As the Park receded behind me, my feet moved slower and slower until I was barely shuffling along the empty street. At four o’clock, the city was like a ghost town compared to my Seattle, but it even seemed empty compared to what I remembered of my youth here in Nelson. Every few minutes a car would drive by, but there was really much less traffic than I expected to see.
My biggest problem was money. How could I pay Mrs. Williamson for a room? That’s why my feet were dragging.
I couldn’t use the money in my pocket. She may be old, but nobody could mistake the bright blue and brown anti-counterfeit measures of twenty-first century bills for any currency available in 1968.
Nope, I had to find a way to get some present-day cash, and I had little time to do it.
My first thought was to borrow it from Little Sam, but that idea left me quickly, since I knew very well he had no money to speak of. That’s why the library was so special to me when I was him. It was free.
I could steal the money, and I was surprised I actually seriously considered this option. My clinical, problem-solving side came to the fore and this seemed like an obvious solution. Only a small part of me was worried about the ethical problems arising. Then, a thought: I could find a way to steal money, but leave my own money in its place. It’s not technically stealing, since the bills I left would actually be worth something in the future. I almost laughed at the thought of somebody holding on to my currency in the hope it would become valuable one day.
Wouldn’t happen.
Besides, I might get caught. No, not a good choice.

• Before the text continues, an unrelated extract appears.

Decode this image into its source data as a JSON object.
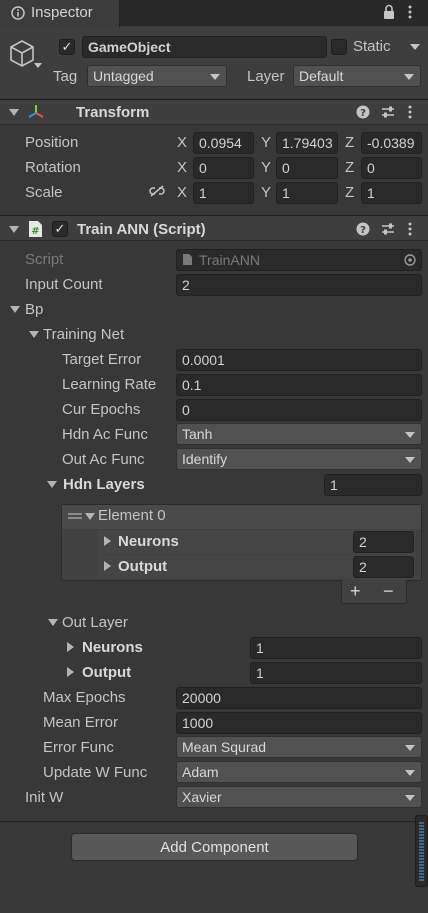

I stopped walking. This was a bigger problem than I had originally thought. Where the heck could I get any money?
How much would I need? was another question. Depends how long I’m here,
I answered myself. Things were awfully cheap compared to what I was used to. Could I manage on a hundred bucks a week? Less? I had no idea.
The stock market.
Given time, I could invest money in the stock market. I knew which companies did well in the late sixties. This idea died almost as quickly as the theft idea. I didn’t have any seed money, and I didn’t know exactly what the timing was. Besides, it wouldn’t work fast enough to find me a place to sleep tonight.
Horse races?
Could I find a place to bet on the ponies? But, today wasn’t the Kentucky Derby or any of the other big races, and I didn’t even think there was an off-track betting place in Nelson. It was way too conservative. On top of that, I had no idea who won any races in 1968. Was that the year of Northern Dancer? Secretariat? No clue.

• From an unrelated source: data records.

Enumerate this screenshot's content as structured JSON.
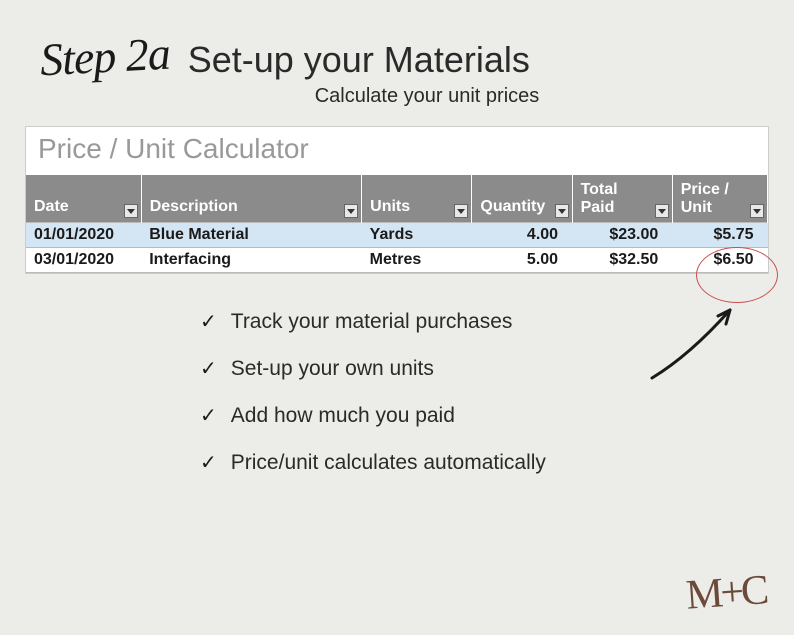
{
  "header": {
    "step": "Step 2a",
    "title": "Set-up your Materials",
    "subtitle": "Calculate your unit prices"
  },
  "sheet": {
    "title": "Price / Unit Calculator",
    "columns": {
      "date": "Date",
      "description": "Description",
      "units": "Units",
      "quantity": "Quantity",
      "total_paid_l1": "Total",
      "total_paid_l2": "Paid",
      "price_unit_l1": "Price /",
      "price_unit_l2": "Unit"
    },
    "rows": [
      {
        "date": "01/01/2020",
        "description": "Blue Material",
        "units": "Yards",
        "quantity": "4.00",
        "total_paid": "$23.00",
        "price_unit": "$5.75"
      },
      {
        "date": "03/01/2020",
        "description": "Interfacing",
        "units": "Metres",
        "quantity": "5.00",
        "total_paid": "$32.50",
        "price_unit": "$6.50"
      }
    ]
  },
  "bullets": [
    "Track your material purchases",
    "Set-up your own units",
    "Add how much you paid",
    "Price/unit calculates automatically"
  ],
  "logo": "M+C"
}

I was running out of ideas and stared desperately down the street. Maybe I’d have to find somebody to plead with, beg some money. There were no other beggars on the street, which amazed me.
Then, my eyes fell on the triple bronze balls of Tod Clark’s Pawn Shop a half-block down the street, and I smiled.
I almost ran to the store, not knowing if it was near closing time.
A buzzer rang as I pushed the door open. A small, beady-eyed man lifted his head from a small clock he was studying on the counter. He was clearly very attentive, very protective of his store. “Yes, can I help you?”
“I’d like to pawn a ring.” I moved to the counter and twisted my wedding ring off.
He took it cautiously but didn’t say anything for a moment, turning it in his hands. He then patted the pocket on his overalls and pulled out a jeweler’s loupe. “Very pretty,” he said. He had a slight accent I couldn’t place. Italian maybe, but washed out by living in America for a long time. “We don’t get much like this here. That’s quite a diamond you got.”